Di sepanjang kelas, saya terus bertanya-tanya berkaitan dengan hal ini. Mengapa ada penyakit-penyakit di dunia ini, khususnya yang termasuk STI dan AIDS? Mengapa Tuhan menciptakan penyakit infeksi yang menakutkan seperti itu yang beberapa di antaranya belum ada penyembuhnya dan bahkan mematikan? Pertanyaan ini semakin meruncing ketika saya mengetahui bahwa STI lebih rentan bagi para wanita dan para remaja, remaja wanita khususnya. Why should be female?

Teori menjelaskan bahwa lapisan vagina wanita memang lebih rentan atau fragile daripada kulit yang melindungi penis pada pria sehingga wanita lebih rentan terkena STI dan konsekuensi jangka-panjangnya. Tetapi, menurut saya teori ini hanya menjelaskan apa yang menyebabkan wanita lebih rentan terhadap STI, bukan mengapa harus wanita yang lebih rentan?

Saya pernah diberi analogi mengenai pria dan wanita oleh salah seorang dosen psikologi di Untar. Beliau mengatakan bahwa wanita itu laksana gembok dan pria laksana kunci. Gembok akan terus terkunci sampai menemukan kunci yang tepat untuknya. Gembok tidak pernah mencari kunci, justru kunci yang terus mencari gembok dan berusaha untuk membukanya. Selama proses itu, satu kunci dapat mencoba ke banyak gembok namun hanya akan ada satu yang tepat untuk dibukanya.

Terjemahan: Analogi ini menyiratkan bagi para wanita untuk terus menjaga sikap dan perilakunya sampai menemukan satu pria yang tepat untuknya. Pria-pria yang tidak tepat dapat terus datang dan pergi dalam hidup wanita sambil terus mencoba mendapatkan mereka. Analogi ini sedikit banyak membantu saya untuk menemukan jawaban atas pertanyaan mengapa harus wanita yang lebih rentan terkena STI. Mungkin juga Tuhan ingin agar para wanita untuk lebih dapat menjaga dirinya selama hidup dari godaan atau hal-hal buruk yang dapat mengakibatkan STI ini, seperti diajak melakukan hubungan seksual sebelum menikah (dan juga akibat-akibat buruk lain). Dengan ini, Tuhan ingin memberikan kelebihan lain bagi para wanita sebagai kaum yang mampu menentukan siapa yang dapat membuka dan mendapatkan hati dan dirinya. Wanita pun sebaiknya lebih mampu untuk mempertahankan dirinya dari budaya seks bebas yang kini semakin merebak. Apabila wanita tidak menjaga sikap dan perilaku mereka, maka apa pun dapat terjadi pada mereka, termasuk STI ini.

Sumber: http://cdn.buzznet.com/assets/users8
/hiyori13/default/say-sex-1--large-msg-1122737021-2.jpg

Di sisi lain, wanita yang terkena STI pun bukan berarti ia tidak menjaga dirinya sebaik mungkin.

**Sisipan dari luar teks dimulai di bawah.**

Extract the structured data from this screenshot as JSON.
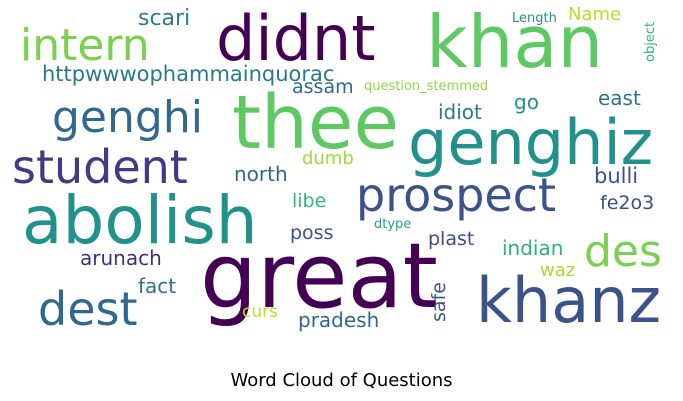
{
  "title": "Word Cloud of Questions",
  "words": [
    {
      "text": "khan",
      "color": "#5ec962"
    },
    {
      "text": "didnt",
      "color": "#440154"
    },
    {
      "text": "thee",
      "color": "#5ec962"
    },
    {
      "text": "great",
      "color": "#440154"
    },
    {
      "text": "abolish",
      "color": "#21918c"
    },
    {
      "text": "genghiz",
      "color": "#21918c"
    },
    {
      "text": "khanz",
      "color": "#3b528b"
    },
    {
      "text": "prospect",
      "color": "#3b528b"
    },
    {
      "text": "intern",
      "color": "#7ad151"
    },
    {
      "text": "student",
      "color": "#443983"
    },
    {
      "text": "genghi",
      "color": "#31688e"
    },
    {
      "text": "dest",
      "color": "#31688e"
    },
    {
      "text": "des",
      "color": "#7ad151"
    },
    {
      "text": "scari",
      "color": "#287c8e"
    },
    {
      "text": "httpwwwophammainquorac",
      "color": "#2a788e"
    },
    {
      "text": "assam",
      "color": "#31688e"
    },
    {
      "text": "question_stemmed",
      "color": "#8fd744"
    },
    {
      "text": "Name",
      "color": "#b5de2b"
    },
    {
      "text": "Length",
      "color": "#21918c"
    },
    {
      "text": "object",
      "color": "#35b779"
    },
    {
      "text": "idiot",
      "color": "#2a788e"
    },
    {
      "text": "go",
      "color": "#21918c"
    },
    {
      "text": "east",
      "color": "#2c718e"
    },
    {
      "text": "dumb",
      "color": "#a0da39"
    },
    {
      "text": "north",
      "color": "#31688e"
    },
    {
      "text": "bulli",
      "color": "#3b528b"
    },
    {
      "text": "fe2o3",
      "color": "#3e4a89"
    },
    {
      "text": "libe",
      "color": "#35b779"
    },
    {
      "text": "poss",
      "color": "#3b528b"
    },
    {
      "text": "dtype",
      "color": "#21a585"
    },
    {
      "text": "plast",
      "color": "#3e4a89"
    },
    {
      "text": "indian",
      "color": "#2db27d"
    },
    {
      "text": "arunach",
      "color": "#472d7b"
    },
    {
      "text": "waz",
      "color": "#a5db36"
    },
    {
      "text": "fact",
      "color": "#2c718e"
    },
    {
      "text": "safe",
      "color": "#39568c"
    },
    {
      "text": "curs",
      "color": "#bddf26"
    },
    {
      "text": "pradesh",
      "color": "#31688e"
    }
  ]
}
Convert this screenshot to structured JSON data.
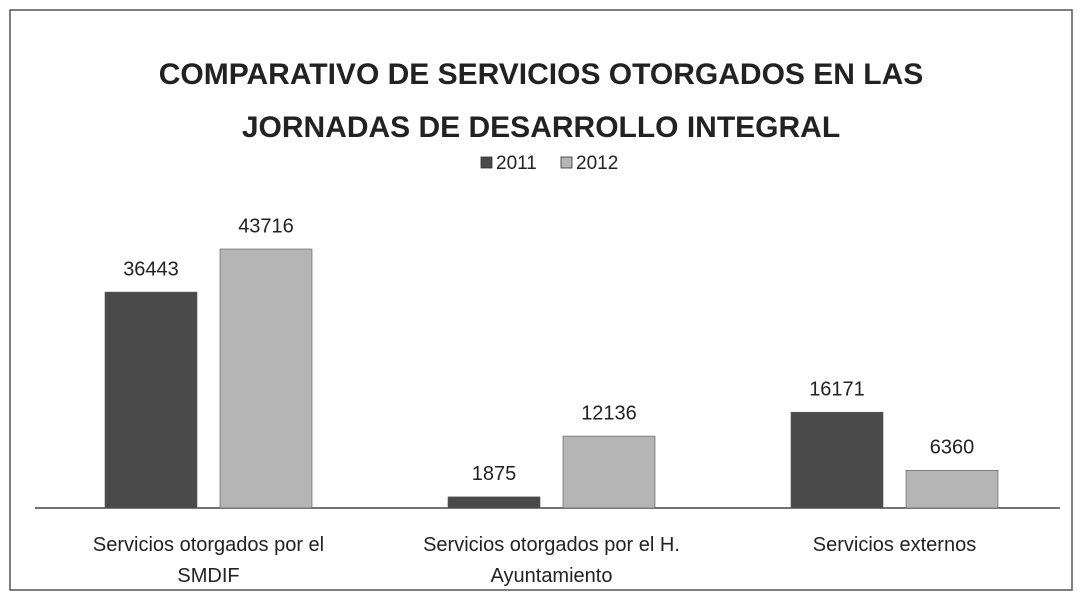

Seperti yang kita ketahui, kadang suatu peristiwa buruk menimpa begitu saja tanpa pernah kita duga. Tidak ada yang menginginkan hal buruk terjadi pada diri sendiri atau orang di sekitarnya. Namun sering kali, orang yang terkena STI mengalami stigmatisasi dari masyarakat yang percaya bahwa penderita STI memang pantas mengalami hal itu; bahwa mereka sedang dihukum karena melakukan hal yang buruk (punishment concept). Yang lebih buruk lagi adalah stigmatisasi dari masyarakat terinternalisasi ke penderitanya sendiri, padahal mereka sudah cukup kesulitan untuk berjuang hari demi hari dengan infeksi yang dideritanya.

Mengubah pandangan masyarakat luas memang akan sangat sulit, namun kita dapat mulai dengan diri kita sendiri. Apabila (sejujurnya) ada sebagian dari diri kita yang masih percaya dengan pandangan tersebut, salah satu hal yang dapat kita lakukan sebagai manusia adalah berEMPATI dan jangan menghakimi! Coba pikir: Bagaimana jika kita menjadi orang yang terkena STI tersebut? Bagaimana perasaan kita? Apa yang akan kita perlukan dari orang lain?

One thing for sure, they need love too. Love from us.
“If you judge people, you have no time to love them (Mother Theresa)”.